In the service of morality or in the service of politics?
Op-ed: If a protest in favor of morality and stateliness is deemed ‘dangerous,’ and if discussing incorruption is forbidden by rabbis for the sake of supporting the leader, let’s hold a different debate—about what it means to be right-wing in Israel.
At the age of 15, I was impressed (and sometimes a bit scared) by his special image. For him, everything was mixed: The Land of Israel, the people of Israel the Torah of Israel and Israeli protests. Everything was mixed for us students too.
Last Saturday, after political messengers were sent over to him from an important bureau, the rabbi announced in a public letter that it is forbidden to protest in Jerusalem for stateliness and morality. Why? Because it’s political. And in general, it could lead to another Oslo Agreement and harm the world of Torah.
Twenty-four hours earlier, a rabbi from Safed declared that whoever shows up at Zion Square is stupid, and mentioned Yuval Cherlow as one of the rabbis who plans to attend the protest, claiming that he only represents himself. As we all know, a rabbi’s job is to call other people names so that they don’t go out to protest for morality and to disparage other rabbis.
I feel required to address this issue after Netanyahu urgently invited a number of prominent rabbis from the Religious Zionism movement to his office and asked for their support in light of the expected police recommendations against him.
Speaking in favor of the presumption of innocence is permitted and desirable, but we can’t expect rabbis to urge the public to turn a blind eye, regardless of the nature of the recommendations. What is the meaning of “we mustn’t allow the toppling of a prime minister, God forbid,” as one of the rabbis wrote on the eve of the protest?
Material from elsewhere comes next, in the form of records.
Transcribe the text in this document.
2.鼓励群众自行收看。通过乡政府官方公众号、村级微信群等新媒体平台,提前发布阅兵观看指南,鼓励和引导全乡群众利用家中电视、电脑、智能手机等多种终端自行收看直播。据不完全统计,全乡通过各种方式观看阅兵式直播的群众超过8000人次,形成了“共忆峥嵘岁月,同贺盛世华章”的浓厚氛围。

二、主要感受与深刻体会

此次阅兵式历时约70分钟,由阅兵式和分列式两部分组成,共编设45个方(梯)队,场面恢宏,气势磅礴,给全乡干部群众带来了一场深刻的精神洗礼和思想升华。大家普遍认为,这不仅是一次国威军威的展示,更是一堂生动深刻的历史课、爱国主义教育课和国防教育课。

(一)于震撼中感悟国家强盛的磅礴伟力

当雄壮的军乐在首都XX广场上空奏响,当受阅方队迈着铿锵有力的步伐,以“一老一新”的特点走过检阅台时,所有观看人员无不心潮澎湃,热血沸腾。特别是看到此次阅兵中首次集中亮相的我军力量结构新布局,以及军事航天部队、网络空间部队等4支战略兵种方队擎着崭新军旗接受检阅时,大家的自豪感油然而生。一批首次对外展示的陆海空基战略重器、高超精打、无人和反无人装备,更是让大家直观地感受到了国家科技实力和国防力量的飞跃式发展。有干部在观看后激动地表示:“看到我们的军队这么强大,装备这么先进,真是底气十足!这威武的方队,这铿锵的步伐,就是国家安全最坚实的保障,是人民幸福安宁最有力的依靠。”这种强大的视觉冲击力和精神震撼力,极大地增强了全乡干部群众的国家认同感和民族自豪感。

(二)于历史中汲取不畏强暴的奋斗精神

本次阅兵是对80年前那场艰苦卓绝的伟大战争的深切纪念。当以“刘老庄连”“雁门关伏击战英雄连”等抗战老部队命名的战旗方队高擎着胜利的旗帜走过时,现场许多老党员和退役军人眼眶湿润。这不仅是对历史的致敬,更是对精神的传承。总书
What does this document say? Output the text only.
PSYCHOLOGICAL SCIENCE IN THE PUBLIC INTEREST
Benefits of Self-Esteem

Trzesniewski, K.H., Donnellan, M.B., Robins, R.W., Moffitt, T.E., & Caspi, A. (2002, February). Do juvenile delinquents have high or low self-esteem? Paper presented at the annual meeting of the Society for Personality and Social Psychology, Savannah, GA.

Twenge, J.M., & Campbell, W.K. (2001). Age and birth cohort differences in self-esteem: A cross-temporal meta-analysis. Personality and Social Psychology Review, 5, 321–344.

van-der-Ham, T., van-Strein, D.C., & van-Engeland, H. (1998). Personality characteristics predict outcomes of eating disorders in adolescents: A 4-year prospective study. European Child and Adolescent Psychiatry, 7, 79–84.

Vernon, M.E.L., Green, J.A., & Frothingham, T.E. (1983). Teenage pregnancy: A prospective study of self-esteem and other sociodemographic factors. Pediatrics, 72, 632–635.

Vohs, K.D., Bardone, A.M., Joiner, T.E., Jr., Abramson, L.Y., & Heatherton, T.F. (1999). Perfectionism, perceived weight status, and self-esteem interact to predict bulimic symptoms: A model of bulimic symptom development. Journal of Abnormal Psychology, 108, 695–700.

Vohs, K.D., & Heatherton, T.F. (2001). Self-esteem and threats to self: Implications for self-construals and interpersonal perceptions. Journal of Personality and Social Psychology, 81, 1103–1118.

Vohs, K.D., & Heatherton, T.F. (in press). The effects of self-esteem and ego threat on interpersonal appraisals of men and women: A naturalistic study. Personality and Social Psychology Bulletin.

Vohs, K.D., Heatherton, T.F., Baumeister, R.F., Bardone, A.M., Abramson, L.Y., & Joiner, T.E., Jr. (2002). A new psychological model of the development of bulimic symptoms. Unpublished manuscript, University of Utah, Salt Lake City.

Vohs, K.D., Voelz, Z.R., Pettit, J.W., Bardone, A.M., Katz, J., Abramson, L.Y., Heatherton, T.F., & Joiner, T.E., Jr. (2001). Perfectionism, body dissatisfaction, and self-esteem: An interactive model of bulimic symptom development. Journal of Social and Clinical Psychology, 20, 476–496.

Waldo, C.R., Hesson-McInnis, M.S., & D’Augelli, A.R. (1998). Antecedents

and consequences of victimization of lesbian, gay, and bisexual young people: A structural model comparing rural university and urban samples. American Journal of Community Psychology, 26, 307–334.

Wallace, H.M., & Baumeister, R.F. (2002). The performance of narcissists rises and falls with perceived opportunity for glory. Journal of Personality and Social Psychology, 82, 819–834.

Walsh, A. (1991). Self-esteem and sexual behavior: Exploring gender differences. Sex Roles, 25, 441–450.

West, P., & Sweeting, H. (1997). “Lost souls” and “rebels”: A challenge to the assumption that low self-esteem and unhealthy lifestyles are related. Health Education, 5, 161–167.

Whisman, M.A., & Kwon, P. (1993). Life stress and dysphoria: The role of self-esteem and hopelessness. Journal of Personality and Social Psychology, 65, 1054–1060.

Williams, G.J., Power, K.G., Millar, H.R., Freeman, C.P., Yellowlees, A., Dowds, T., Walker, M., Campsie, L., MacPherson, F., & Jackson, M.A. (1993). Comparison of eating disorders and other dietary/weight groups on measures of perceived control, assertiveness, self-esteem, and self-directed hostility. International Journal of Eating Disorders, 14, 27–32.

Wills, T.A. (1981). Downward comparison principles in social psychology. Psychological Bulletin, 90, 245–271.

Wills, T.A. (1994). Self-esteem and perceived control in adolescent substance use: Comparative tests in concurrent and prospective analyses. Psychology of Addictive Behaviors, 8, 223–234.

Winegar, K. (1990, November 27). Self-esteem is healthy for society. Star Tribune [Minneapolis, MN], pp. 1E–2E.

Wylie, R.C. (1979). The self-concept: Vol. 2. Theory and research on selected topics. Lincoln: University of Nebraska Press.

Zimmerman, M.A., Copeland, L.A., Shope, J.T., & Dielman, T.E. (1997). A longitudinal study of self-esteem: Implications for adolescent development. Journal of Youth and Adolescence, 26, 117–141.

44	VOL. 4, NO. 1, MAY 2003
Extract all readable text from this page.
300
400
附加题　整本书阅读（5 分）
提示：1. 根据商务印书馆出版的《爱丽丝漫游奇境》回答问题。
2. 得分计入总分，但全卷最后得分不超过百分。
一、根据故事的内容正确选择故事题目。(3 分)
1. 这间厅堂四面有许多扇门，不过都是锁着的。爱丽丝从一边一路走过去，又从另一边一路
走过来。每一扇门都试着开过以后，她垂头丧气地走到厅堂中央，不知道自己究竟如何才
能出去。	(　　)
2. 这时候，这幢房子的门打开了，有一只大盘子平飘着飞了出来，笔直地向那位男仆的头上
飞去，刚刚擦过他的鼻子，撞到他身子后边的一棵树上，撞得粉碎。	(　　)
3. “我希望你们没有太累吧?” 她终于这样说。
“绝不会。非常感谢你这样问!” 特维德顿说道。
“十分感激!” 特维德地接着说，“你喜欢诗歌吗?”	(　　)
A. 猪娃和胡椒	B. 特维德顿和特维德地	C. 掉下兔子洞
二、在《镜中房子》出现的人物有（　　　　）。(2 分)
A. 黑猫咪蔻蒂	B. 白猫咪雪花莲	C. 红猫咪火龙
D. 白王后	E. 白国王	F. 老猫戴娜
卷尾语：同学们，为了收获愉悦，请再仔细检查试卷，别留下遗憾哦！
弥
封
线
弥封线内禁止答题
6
How does this fit in with the term “Torat Chaim” (the Torah of life—our truths and values)?
And if, like those who wrongly deemed a protest in favor of morality and stateliness “dangerous,” the honorable rabbis wrongly turn a debate on incorruption into something that is forbidden by the Torah for the sake of supporting the leader, I would ask them to hold a different debate—to demonstrate the absurdity: A real debate—hoping it is permitted and isn’t seen as a threat to the government and to the Torah—about what it means to be right-wing in Israel.
Because despite my concerns, US President Donald Trump has turned out to be a unique opportunity to implement a serious Israeli policy concerning the Judea and Samaria settlements. He has recognized Jerusalem to be Israel's capital, and Guatemala is following in his footsteps and will move its embassy there (and we thank them for that). But what is happening in practice? What is the right-wing vision as an alternative to a dangerous agreement within the 1967 borders?
Are we allowed to discuss, let’s say, the fact that all the promises to build thousands of housing units haven’t been implemented? Are we allowed to ask how is it possible that Gush Etzion has celebrated 50 years since the liberation, but that in official Israel it is still defined as an “administered territory”? And what about the fact that we are afraid to build military colleges on Mount Scopus because it used to be a demilitarized area? On Mount Scopus, our own flesh and blood, near the Mount of Olives, a national consensus—above the Old City. Are you familiar with any another capital where the state is afraid to build an officers’ college?
And while we’re on the subject of the Right, what about slogans against judicial activism? Has anything changed since the Right rose to power? Are the coalition members commentators or a political echelon with an influence on what is happening? And if they are, where’s the influence? Or is this government maneuvering diplomatically, and very successfully in my opinion, but only maneuvering? Neither more nor less, and not for the sake of a vision or for the sake of a supreme goal.
Take the Bennett plan, for example—the most reasonable idea I am familiar with in the right-wing discourse as a basis for a discussion. Has anyone held a cabinet meeting about it? Forget about Bennett. What about other plans? And if the right-wing government is only maneuvering, what is the great threat the rabbis see in “washing the dirty linen in public”—discussing the odd attitude towards the law enforcement authorities and the limitations of power?
And in general, does a history of releasing some 1,000 terrorists in the Shalit deal, voting in favor of the disengagement from Gaza (three times), freezing construction and the Bar-Ilan speech make someone a more devout rightist than others? Does that authorize him to accuse others of “leftism?” Does that exempt him from a discussion of his morality?
Not to judge, not to sentence—just to think. And to talk. Gifts received by the prime minister, corruption, stateliness, policy and vision. There are enough brave rabbis. And if they don’t talk, will it disappear? And most importantly, what is the job of intellectuals and religious leaders: To educate the public or to secretly discuss the number of Knesset seats here or there?